Not only was NMSN's mission important to Sue on a personal level she also saw it as part of something bigger than herself.

"Gone are the days when families can thrive on one salary. Like everyone else, most military families rely on two salaries to make ends meet. If a military spouse wants or needs to work, they should be able to," she says.

"When less than one percent of our population serves in the military," she continues, "we need to be able to not only recruit the best and the brightest but also retain them."

"We lose out as a nation when service members leave the force because their spouse is unable to find employment. We see it as a national security issue."

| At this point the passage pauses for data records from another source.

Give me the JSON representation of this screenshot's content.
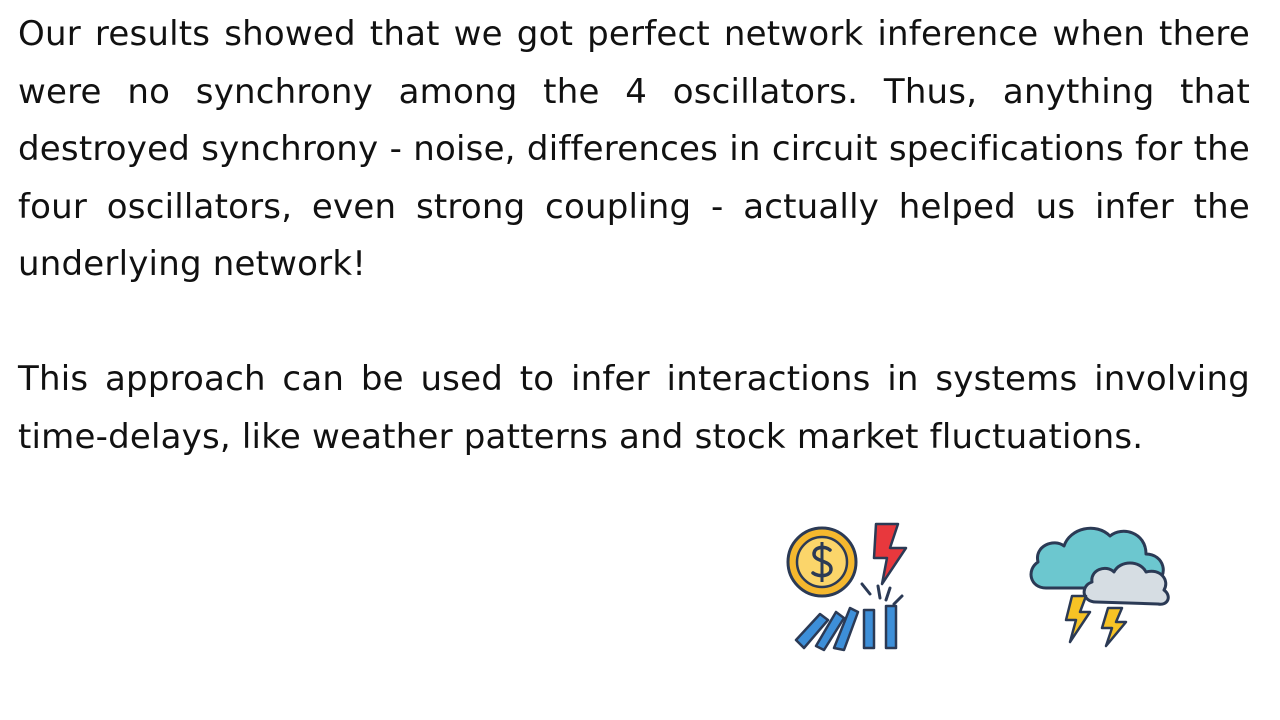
{
  "slide": {
    "paragraphs": [
      "Our results showed that we got perfect network inference when there were no synchrony among the 4 oscillators. Thus, anything that destroyed synchrony - noise, differences in circuit specifications for the four oscillators, even strong coupling - actually helped us infer the underlying network!",
      "This approach can be used to infer interactions in systems involving time-delays, like weather patterns and stock market fluctuations."
    ],
    "icons": [
      "stock-market-crash-icon",
      "thunderstorm-icon"
    ],
    "colors": {
      "text": "#111111",
      "coin": "#f5b82e",
      "lightning": "#e8383d",
      "bars": "#3d8fd9",
      "cloud_teal": "#6cc7cf",
      "cloud_gray": "#d6dde3",
      "bolt_yellow": "#f7c325"
    }
  }
}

"The NMSN team has worked tirelessly to jumpstart the discussion and keep the challenges affecting military spouses top of mind. We have elevated the conversation to Congress and the White House," she continues. "I'm so proud of the fact that corporations, the government, and the general public are increasingly interested in the issues affecting military spouses and recognizing the employment roadblocks they unfairly have faced."

"We have collectively made other people care, and in doing so, we elevated the issues of military spouse unemployment to a national and global level," she adds. "In the process, we've also empowered military spouses to advocate for themselves and our community so that military spouse employment issues can continue to remain at the forefront."

Not only has NMSN become a sought-after leader in the military spouse employment space, but Sue has also seen the career she dreamed of materializing for herself. She was recently invited to participate in the public re-launch of Joining Forces, a White House initiative supporting military and veteran families, with First Lady Dr. Jill Biden.

She has also had two of her recommendations for practical solutions introduced into legislation just this year. She was the first in the Air Force community to show leadership the power of social media to reach both their airmen and their military families.

That is why Sue is one of Tory Burch's "Empowered Women" this year. The $5,000 donation will be going to The Madeira School, a school that Sue herself attended when she was in high school because, she says, "the lessons I learned there as a student pretty much set the tone for my personal and professional life. It's so meaningful to know that the donation will go towards making a Madeira education more accessible to those who may not otherwise be able to afford it and providing them with a life-changing opportunity."

Most military children will move one to three times during high school so having a continuous four-year experience at one high school can be an important gift. After traveling for much of her formative years, Sue attended Madeira and found herself "in an environment that fostered confidence and empowerment. As young women, we were expected to have a voice and advocate not just for ourselves, but for those around us."